Re: Mimicking a Dialog Form using a Panel
Well I was really hoping there might be a simpler answer. Stanav, I'm pretty sure the way ShowDialog works is embedded into windows. I've read something about the new form doing its own message loop or something. I'm pretty sure there's no way to do that in .NET at least not directly.
I think I will stick with the events approach. I do still have a question about that... Right now, instead of a ShowDialog method I just made a ShowPanel method, which shows the appropriate panel with the appropriate data and returns that panel. Then I use AddHandler to attach the OkButtonClicked and CancelButtonClicked events. In those handles however, I immediately use RemoveHandler again to remove the events. Is that ok?
This shows the panel ('fl' is an instance of the listbox item I mentioned (I think) and contains the data to fill the panel with, and also which panel to show)
vb.net Code:
Dim panel As Controls.SwitchPanels.ucSwitchPanel = mfc.SwitchPanelContainer.ShowPanel(fl)
If panel IsNot Nothing Then
AddHandler panel.OkButtonClicked, AddressOf SwitchPanel_OkButtonClicked
AddHandler panel.CancelButtonClicked, AddressOf SwitchPanel_CancelButtonClicked
End If
Then in these handles, I do this:
vb.net Code:
Private Sub SwitchPanel_OkButtonClicked(ByVal sender As Object, ByVal e As EventArgs)

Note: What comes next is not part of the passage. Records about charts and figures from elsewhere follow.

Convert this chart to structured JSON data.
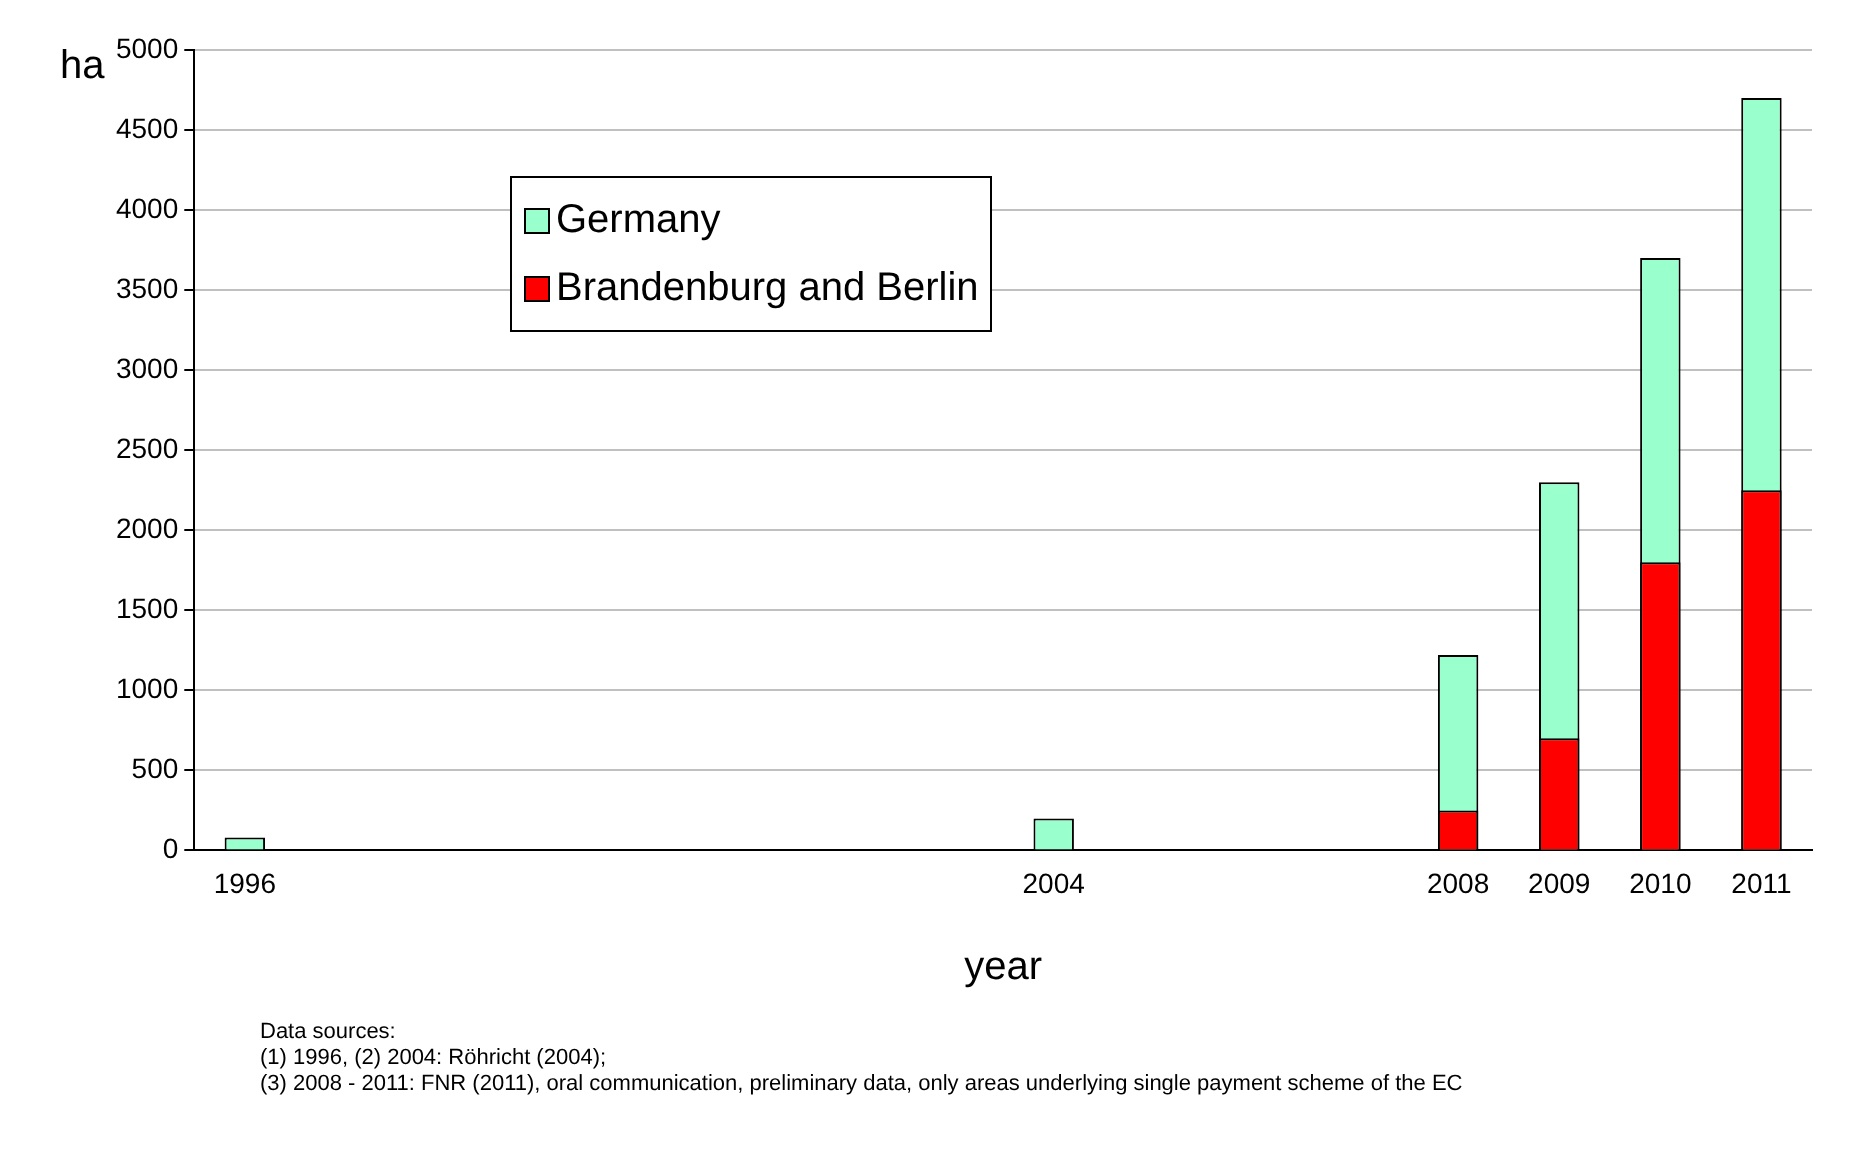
{
  "chart_data": {
    "type": "bar",
    "xlabel": "year",
    "ylabel": "ha",
    "categories": [
      "1996",
      null,
      null,
      null,
      null,
      null,
      null,
      null,
      "2004",
      null,
      null,
      null,
      "2008",
      "2009",
      "2010",
      "2011"
    ],
    "series": [
      {
        "name": "Germany",
        "color": "#99ffcc",
        "values": [
          80,
          null,
          null,
          null,
          null,
          null,
          null,
          null,
          200,
          null,
          null,
          null,
          1220,
          2300,
          3700,
          4700
        ]
      },
      {
        "name": "Brandenburg and Berlin",
        "color": "#ff0000",
        "values": [
          null,
          null,
          null,
          null,
          null,
          null,
          null,
          null,
          null,
          null,
          null,
          null,
          250,
          700,
          1800,
          2250
        ]
      }
    ],
    "ylim": [
      0,
      5000
    ],
    "yticks": [
      0,
      500,
      1000,
      1500,
      2000,
      2500,
      3000,
      3500,
      4000,
      4500,
      5000
    ],
    "grid": "y",
    "legend": "top left",
    "annotations": [
      "Data sources:",
      "(1) 1996, (2) 2004: Röhricht (2004);",
      "(3) 2008 - 2011: FNR (2011), oral communication, preliminary data, only areas underlying single payment scheme of the EC"
    ]
  }
}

Dim panel = DirectCast(sender, Controls.SwitchPanels.ucSwitchPanel)
' Get the new data
panel.FormListItem.Data = panel.Value
' Save it
_FormManager.UpdateData(panel.FormListItem)
panel.FormListItem.DataListItem.DataId = panel.FormListItem.DataId
' Load the list again, with the updated data
_DontUpdateHistory = True
mfc.DataSource = _FormManager.LoadFromDatalistItem(panel.FormListItem.DataListItem)
_DontUpdateHistory = False
' Show the list
mfc.SwitchPanelContainer.SelectedKey = "LIST"
' And remove the handler...
RemoveHandler panel.OkButtonClicked, AddressOf SwitchPanel_OkButtonClicked
End Sub
Private Sub SwitchPanel_CancelButtonClicked(ByVal sender As Object, ByVal e As EventArgs)
Dim panel = DirectCast(sender, Controls.SwitchPanels.ucSwitchPanel)
mfc.SwitchPanelContainer.SelectedKey = "LIST"
RemoveHandler panel.CancelButtonClicked, AddressOf SwitchPanel_CancelButtonClicked
End Sub
I'm not actually sure I even need to use RemoveHandler (I'm afraid I don't use it very often, probably not often enough!) but I don't think it can hurt... Can it?
Re: Mimicking a Dialog Form using a Panel
If you add a handler when you show the panel, you'll need to remove it again when you hide it. Otherwise, next time you show the panel it will perform the handler code twice, then three times and so on. Instead, you could just use the Handles clause. BB
Re: Mimicking a Dialog Form using a Panel
Yeah, that's why I used RemoveHandler in the first place. I just wasn't sure whether I could do that in the method handler itself. And I can't use the Handles clause as I only get the panel from the ShowPanel function, so I don't know it during design-time.
Re: Mimicking a Dialog Form using a Panel
I don't see them used very much, and I certainly havnt used them, but maybe you can hijack a method that normally wouldnt halt control using Extention Methods?